Ao ser questionado se o cenário poderia conduzir à piora na inadimplência no médio e longo prazos, Margato é cauteloso. Lembra que o mercado de trabalho, com boa oferta de emprego e aumento em renda – e, com isso, maior folga no orçamento -, oferece um bom esteio para capacidade de pagamento das famílias. Para ele, o mais provável é a acomodação de indicadores de crédito, como concessões e inadimplência, do que deterioração aguda ou continuidade de melhora observada entre o terceiro trimestre de 2023 e o segundo trimestre de 2024.

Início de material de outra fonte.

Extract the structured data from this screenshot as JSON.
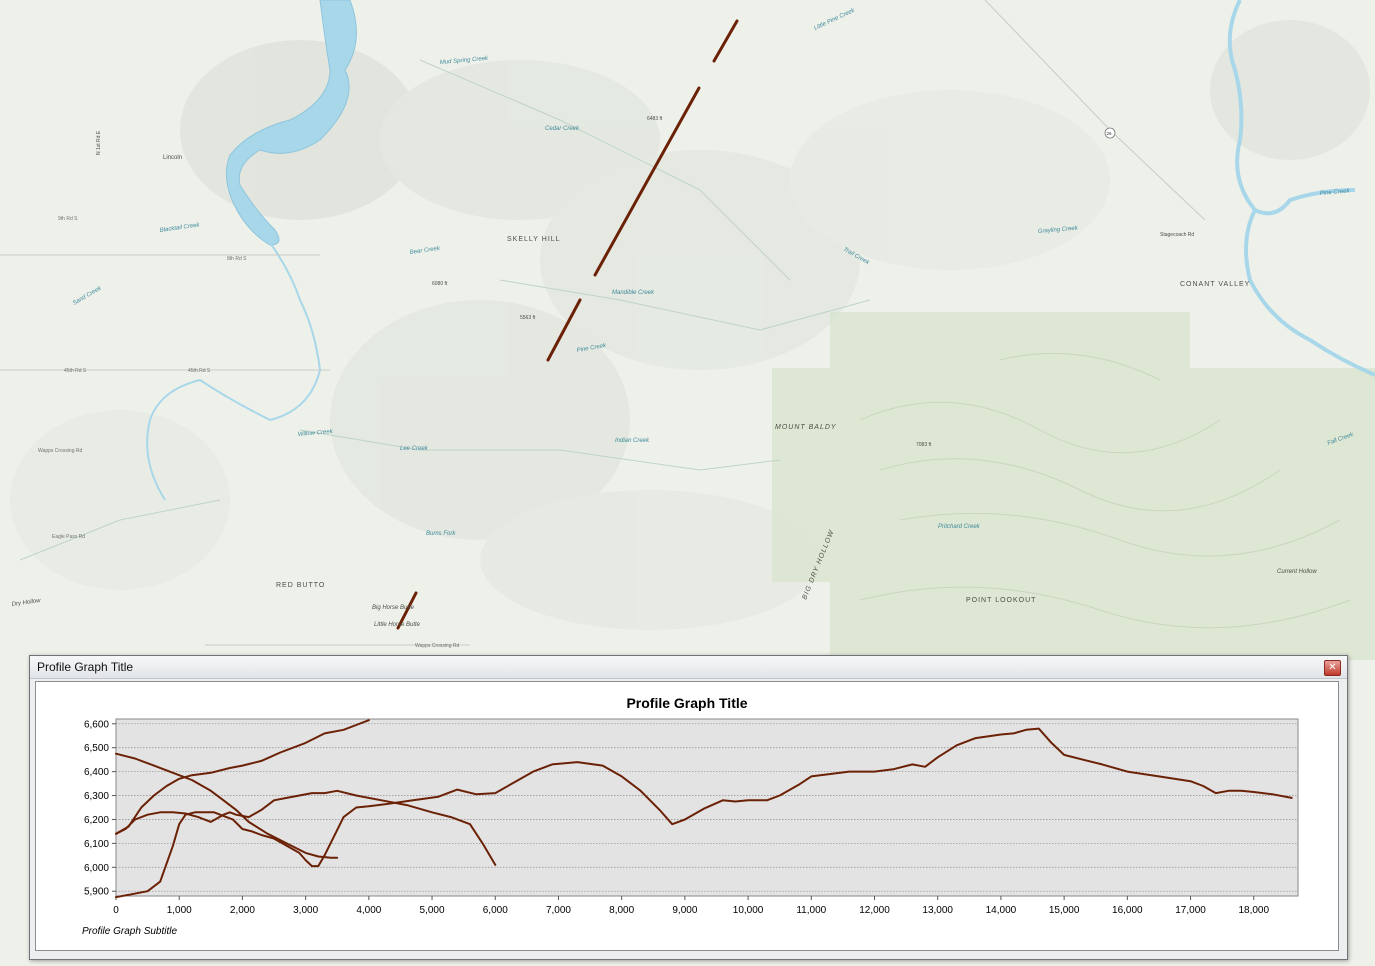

Ele admite que o panorama atual favorece o aumento da parcela de muito endividados e superendividados nos próximos meses.

Raquel Borges de Sá, chefe de economia e head de conteúdo na Rico, também prevê “freada”, em alguns meses, na melhora dos níveis de endividamento. “É um cenário de bastante cautela”, afirma. Ela pondera que, além da situação dos juros, outro aspecto importante para entender o desenrolar do superendividamento no país é a pouca educação financeira do brasileiro. Sá observa que não é incomum um endividado tomar empréstimo sem perceber o custo da dívida no longo prazo. Isso porque há pouco conhecimento sobre o impacto de juros no serviço de dívida. Ela acrescenta que o BC tem montado iniciativas para se elevar a educação financeira.

Beto Saadia, diretor de investimentos da Nomos, acrescenta que, além de estratégias de educação financeira pelo BC, o governo tem estado atento à evolução do endividamento e do superendividamento. A União tem montado estratégias de negociação de dívidas, como o programa Desenrola; e também decisões via Conselho Monetário Nacional (CMN), lembra, de como o juro acumulado no cartão de crédito não pode exceder o valor do principal da dívida.

O cartão de crédito, aliás, é outro grande fator para o avanço do total de muito endividados, concorda Saadia. Na Peic de maio, da CNC, foi lembrado por 86,9% dos endividados como modalidade de crédito mais usada. “Impressiona os números, quando se compara a utilização do cartão de crédito do brasileiro com outros países, o brasileiro chega a dedicar quase 40% do consumo dele no cartão de crédito”, nota.

Mas, para Saadia, endividamento e inadimplência não devem disparar e isso se deve a uma mudança no mercado de crédito no país. Os bancos estão, neste ano, mais restritivos na oferta de crédito do que no passado e direcionando as linhas para tomadores com menos risco de inadimplência. “Os bancos estão cada vez mais inteligentes na liberação do crédito”, diz.

Felipe Salto, economista-chefe da Warren Investimentos, também não acredita em perigo para a inadimplência no futuro. Mas concorda que a evolução desse quadro dependerá da trajetória da Selic. “A inadimplência não deve ter grandes mexidas, até porque o Desenrola colaborou para uma boa renegociação. E ampla também. Mas claro que o cenário pode azedar se os juros ficarem altos ou voltarem a subir, o que não se deve descartar, ainda que eu não acredite.”